My notes on the talk given at Archival Access Online: The Promise, The Problems, The Payoff by Nancy Heywood, Digital Projects Coordinator at the Massachusetts Historical Society:
- content (what to select), production (what methods to use), and delivery (what tools to use)
- although labor-intensive, they offer high-quality images and transcription
- Adams Family Papers – three generations of this family
- John Quincy Adams kept several different diaries at once for different parts of his life, including a “line-a-day” diary and “rubbish volumes” which were drafts, lists. masshist.org/jqadiaries – 14,000 diary pages – this is fascinating!

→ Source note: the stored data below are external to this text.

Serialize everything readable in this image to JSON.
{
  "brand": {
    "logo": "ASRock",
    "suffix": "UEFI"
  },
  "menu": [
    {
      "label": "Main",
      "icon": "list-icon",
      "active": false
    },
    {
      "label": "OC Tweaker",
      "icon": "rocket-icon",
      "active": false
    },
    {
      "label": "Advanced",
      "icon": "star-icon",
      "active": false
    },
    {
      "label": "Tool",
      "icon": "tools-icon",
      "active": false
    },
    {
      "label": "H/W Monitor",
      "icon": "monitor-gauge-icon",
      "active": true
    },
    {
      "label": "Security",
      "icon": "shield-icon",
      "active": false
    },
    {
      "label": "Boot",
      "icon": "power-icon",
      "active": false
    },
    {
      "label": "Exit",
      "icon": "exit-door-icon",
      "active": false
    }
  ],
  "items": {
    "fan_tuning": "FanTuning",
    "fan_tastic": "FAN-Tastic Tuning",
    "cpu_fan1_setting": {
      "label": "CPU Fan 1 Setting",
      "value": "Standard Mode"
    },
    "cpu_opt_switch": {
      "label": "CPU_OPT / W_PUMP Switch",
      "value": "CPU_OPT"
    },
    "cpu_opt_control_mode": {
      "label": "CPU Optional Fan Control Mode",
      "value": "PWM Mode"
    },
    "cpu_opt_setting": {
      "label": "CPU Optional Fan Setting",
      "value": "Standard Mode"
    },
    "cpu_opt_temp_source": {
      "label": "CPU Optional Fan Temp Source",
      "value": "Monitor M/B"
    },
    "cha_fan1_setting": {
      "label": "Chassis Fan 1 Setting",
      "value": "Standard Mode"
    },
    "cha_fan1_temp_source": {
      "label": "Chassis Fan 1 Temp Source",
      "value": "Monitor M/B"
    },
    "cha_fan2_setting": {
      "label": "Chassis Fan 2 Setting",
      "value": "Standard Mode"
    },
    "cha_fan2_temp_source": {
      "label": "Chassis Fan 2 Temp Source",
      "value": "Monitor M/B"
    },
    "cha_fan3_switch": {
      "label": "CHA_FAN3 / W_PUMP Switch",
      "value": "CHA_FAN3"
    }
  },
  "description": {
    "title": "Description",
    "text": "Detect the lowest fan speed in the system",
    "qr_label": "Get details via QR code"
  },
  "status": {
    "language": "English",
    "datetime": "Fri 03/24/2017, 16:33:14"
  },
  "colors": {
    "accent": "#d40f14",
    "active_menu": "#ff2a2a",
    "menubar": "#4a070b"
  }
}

- problem: budgets force us to look hard at tradeoffs. they wanted to digitize all the diaries. this was so costly, it meant they couldn’t also do transcription. only some is transcribed. “authoritative transcriptions”

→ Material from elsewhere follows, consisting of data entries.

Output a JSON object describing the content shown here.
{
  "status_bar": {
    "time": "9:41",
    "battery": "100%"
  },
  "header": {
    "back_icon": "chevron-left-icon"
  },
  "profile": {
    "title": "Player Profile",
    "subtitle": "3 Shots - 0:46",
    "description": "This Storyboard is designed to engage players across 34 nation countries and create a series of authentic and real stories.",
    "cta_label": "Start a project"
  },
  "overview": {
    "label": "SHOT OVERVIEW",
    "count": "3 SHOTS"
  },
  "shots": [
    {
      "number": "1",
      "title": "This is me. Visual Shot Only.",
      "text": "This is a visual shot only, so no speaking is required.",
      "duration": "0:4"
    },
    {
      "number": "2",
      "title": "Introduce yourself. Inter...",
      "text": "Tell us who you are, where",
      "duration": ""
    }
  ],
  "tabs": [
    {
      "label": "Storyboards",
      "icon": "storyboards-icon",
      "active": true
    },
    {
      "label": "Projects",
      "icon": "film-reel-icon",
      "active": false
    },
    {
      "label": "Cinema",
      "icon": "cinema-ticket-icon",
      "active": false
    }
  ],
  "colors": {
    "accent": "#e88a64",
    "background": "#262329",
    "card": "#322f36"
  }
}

- search tools offered: browse by volume, date search, timeline (because to search for a date, you have to know the date)

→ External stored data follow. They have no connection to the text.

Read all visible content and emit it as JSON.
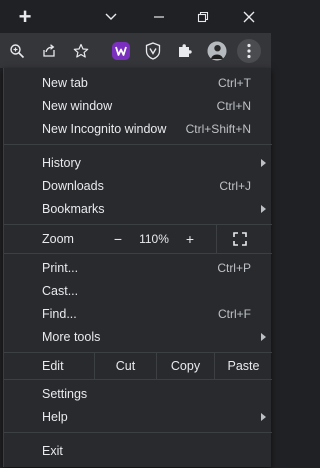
{
  "titlebar": {
    "new_tab_symbol": "+",
    "tab_search_icon": "chevron-down-icon",
    "minimize_icon": "minimize-icon",
    "restore_icon": "restore-icon",
    "close_icon": "close-icon"
  },
  "toolbar": {
    "icons": [
      "zoom-icon",
      "share-icon",
      "bookmark-star-icon",
      "extension-w-icon",
      "extension-shield-icon",
      "extensions-puzzle-icon",
      "profile-avatar",
      "menu-kebab-icon"
    ],
    "extension_w_color": "#7b2fbe"
  },
  "menu": {
    "group1": [
      {
        "label": "New tab",
        "shortcut": "Ctrl+T"
      },
      {
        "label": "New window",
        "shortcut": "Ctrl+N"
      },
      {
        "label": "New Incognito window",
        "shortcut": "Ctrl+Shift+N"
      }
    ],
    "group2": [
      {
        "label": "History",
        "submenu": true
      },
      {
        "label": "Downloads",
        "shortcut": "Ctrl+J"
      },
      {
        "label": "Bookmarks",
        "submenu": true
      }
    ],
    "zoom": {
      "label": "Zoom",
      "minus": "−",
      "value": "110%",
      "plus": "+"
    },
    "group3": [
      {
        "label": "Print...",
        "shortcut": "Ctrl+P"
      },
      {
        "label": "Cast..."
      },
      {
        "label": "Find...",
        "shortcut": "Ctrl+F"
      },
      {
        "label": "More tools",
        "submenu": true
      }
    ],
    "edit": {
      "label": "Edit",
      "cut": "Cut",
      "copy": "Copy",
      "paste": "Paste"
    },
    "group4": [
      {
        "label": "Settings"
      },
      {
        "label": "Help",
        "submenu": true
      }
    ],
    "exit": {
      "label": "Exit"
    }
  }
}
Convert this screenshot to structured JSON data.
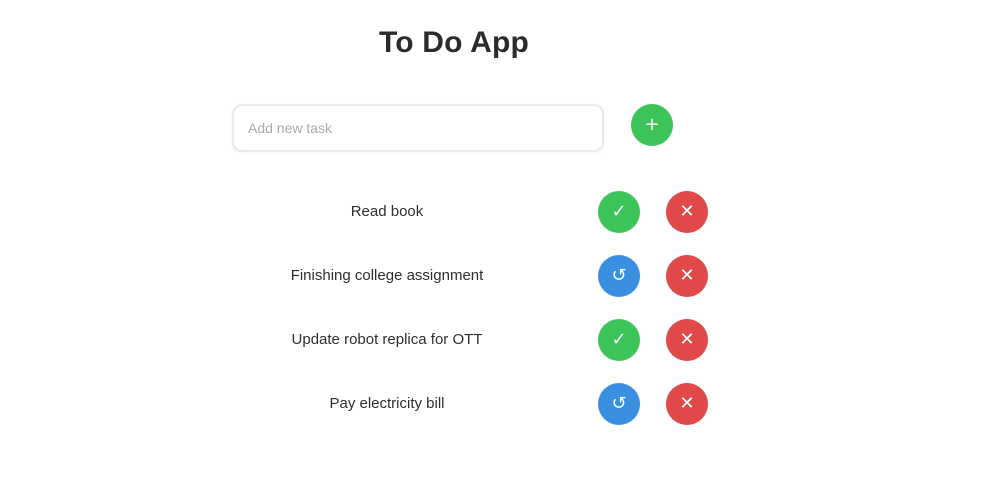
{
  "app": {
    "title": "To Do App"
  },
  "new_task": {
    "placeholder": "Add new task",
    "value": ""
  },
  "add_button": {
    "icon": "plus-icon",
    "color": "#3cc45a"
  },
  "colors": {
    "complete_green": "#3cc45a",
    "pending_blue": "#3a8fe0",
    "delete_red": "#e0484a"
  },
  "tasks": [
    {
      "text": "Read book",
      "status": "complete",
      "status_icon": "check-icon",
      "status_color": "#3cc45a",
      "delete_icon": "trash-icon"
    },
    {
      "text": "Finishing college assignment",
      "status": "pending",
      "status_icon": "undo-icon",
      "status_color": "#3a8fe0",
      "delete_icon": "trash-icon"
    },
    {
      "text": "Update robot replica for OTT",
      "status": "complete",
      "status_icon": "check-icon",
      "status_color": "#3cc45a",
      "delete_icon": "trash-icon"
    },
    {
      "text": "Pay electricity bill",
      "status": "pending",
      "status_icon": "undo-icon",
      "status_color": "#3a8fe0",
      "delete_icon": "trash-icon"
    }
  ]
}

- moving to a new server required rebuilding the search tools, but because standards are used, it wasn’t impossible.
- The Annotated Newspapers of Harbottle Dorr
- he saved newspapers, annotated them by hand in margins. wrote hilarious introductions
- his annotations include naming anonymous writers
- he creates “links” (cross-references) like “see page 42 for…” so the online tool also offers links
- transcription of his index
- crowdsourcing idea: add tags for names, products, and advertisements in these newspapers. would increase discoverability and would engage users
- Professor Keith Grant tweeted about assignment he created having his students use the newspapers and a student said “you mean we don’t need special access to the collection? I LOVE primary sources!” ..so this is an active site/project.